Vlan Networking¶
https://blueprints.launchpad.net/dragonflow/+spec/vlan-network
This blueprint describes how to implement vlan L2 networking in Dragonflow.
Problem Description¶
Currently, Dragonflow only supports overlay network. When admin creates network,no network type can be chosen. The network type is always set to overlay network (VxLan, GRE...). Whereas, there’re some demands for other network types, such as vlan, flat, etc. If vm belongs to vlan network, a vlan header(802.1.Q) will be encapsulated within the packet, and forwarded to the physical network through the host physical nic.
This spec just discusses how to support vlan L2 networking.
Proposed Change¶
First, Dragonflow plugin does not support to create vlan network. In future, ML2 Mechanism Driver will replace Dragonflow Plugin to support vlan network.
Second, Dragonflow Controller needs to handle port updated events as overlay scenario does, and install flows to openvswitch.
Third, openflow tables and items for vlan network needs to coordinate with existing flow items, so that all work fine together.
What does dragonflow need to do for vlan L2 networks is similar to overlay networking. The difference between them is what flow items should be installed.
When controller receives port updated messages from Dragonflow plugin, it will handle them just as what it does for vxlan, and install flows.
When controller receives port online events from ovsdb monitor, it will query port and network information from db store.. If this is the first port belongs to a tenant in this host, local controller will subscribe northbound events.
When controller receives port deleted messages, it will delete corresponding flow items.
Packets from vms or outside such as tunnel and physical nics will be handled differently. Here we call from vms is outbound direction, from outside is inbound direction. These two directions will be discussed separately.
Two bridges per host¶
VMs are connected to br-int, overlay tunnels connected to br-int, physical nic connected to br-1, Vlan Packets are transmitted to/from br-1.
Port updated¶
When controller receives port updated messages, it will install flows. With this, outbound and inbound will be discussed as follows.
Outbound¶
Packets are divided into three types: arp,dhcp, broadcast/multicast. These three types will be handled differently by the dragonflow controller.
Outbound-Arp¶
local port¶
When controller receives local port updated message, it will install flows on ovs to act as arp proxy. This can eliminate arp broadcast for known ports. With unknown outside servers, this will be treated as common broadcast.
For arp responder, vlan is same as vxlan. Openflow items like this: Table=ARP, Match: Arp Request, Actions: Arp Responders.
remote port¶
When controller receives remote port updated message, it will install flows as what local scenario does. If destination is unknown, arp request will be handled as common broadcast, which will be discussed as follows.
Outbound-DHCP¶
If ‘dhcp enable’ option is chosen with vlan network, controller acts as dhcp server to respond for dhcp request. If ‘dhcp enable’ option is off, dhcp broadcast is treated as common broadcast. Actually it’s same as what is done for vxlan network.

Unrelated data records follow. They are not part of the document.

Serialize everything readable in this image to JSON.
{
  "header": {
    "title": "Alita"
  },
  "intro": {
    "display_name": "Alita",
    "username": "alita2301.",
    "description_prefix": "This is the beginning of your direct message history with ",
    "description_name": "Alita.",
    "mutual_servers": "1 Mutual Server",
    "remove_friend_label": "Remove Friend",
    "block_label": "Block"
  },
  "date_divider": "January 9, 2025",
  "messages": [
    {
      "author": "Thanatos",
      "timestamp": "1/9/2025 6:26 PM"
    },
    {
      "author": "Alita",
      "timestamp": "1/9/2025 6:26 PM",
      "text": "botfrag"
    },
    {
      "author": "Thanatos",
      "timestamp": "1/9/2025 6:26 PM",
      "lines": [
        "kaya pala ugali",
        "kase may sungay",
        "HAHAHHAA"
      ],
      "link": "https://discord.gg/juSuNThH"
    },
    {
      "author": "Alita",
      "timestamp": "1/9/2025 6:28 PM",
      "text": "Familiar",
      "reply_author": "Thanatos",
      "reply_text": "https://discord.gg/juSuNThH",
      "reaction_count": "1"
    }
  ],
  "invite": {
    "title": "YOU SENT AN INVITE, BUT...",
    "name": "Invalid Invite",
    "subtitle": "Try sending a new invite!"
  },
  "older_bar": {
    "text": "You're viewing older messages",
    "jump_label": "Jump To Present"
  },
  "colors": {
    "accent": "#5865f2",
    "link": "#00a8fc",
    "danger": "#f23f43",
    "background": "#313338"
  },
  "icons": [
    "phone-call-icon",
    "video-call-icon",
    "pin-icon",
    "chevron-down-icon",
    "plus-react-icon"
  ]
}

Outbound-Common Broadcast/Multicast¶
Broadcast excepts to arp and dhcp, it’s similar to multicast processing. We just take broadcast for example. When broadcast happens, thus packet should be forwarded to local ports, remote ports and unknown outside servers belong to the same vlan.
For remote and unknown outside ports, controller just needs to push vlan header and forward packets to br-1(external). Then br-1 will send packets to the physical nic according to the flows on br-1 “table=0, priority=0, Actions=Normal”.
Outside forwarding behaviors depends on physical networks, which will be not discussed here.
local port¶
When controller receives local port updated messages, if this port is the first port of the network on the host, controller will install broadcast flows on ovs like this: 1.Table=L2_Lookup, Match: metadata=network_id, dl_dst=01:00:00:00:00:00/01:00:00:00:00:00, Actions: resubmit(,EGRESSTABLE), load_reg7=port_unique_key,resubmit(,EGRESSTABLE)
2.Table=Egress_Table, Match: metadata=network_id, Actions:mod_vlan=vlan_id,output:path_br_1
If this port is not the first one, controller only update the first flow above.
remote port¶
When controller receives remote port updated message, it will not update broadcast flows. Because with broadcast, ovs just needs to forward it to br-1. This has been done when local port updated.like this. 1.Table=L2_Lookup, Match: metadata=network_id, dl_dst=01:00:00:00:00:00/01:00:00:00:00:00, Actions: resubmit(,EGRESSTABLE), load_reg7=port_unique_key,resubmit(,EGRESSTABLE)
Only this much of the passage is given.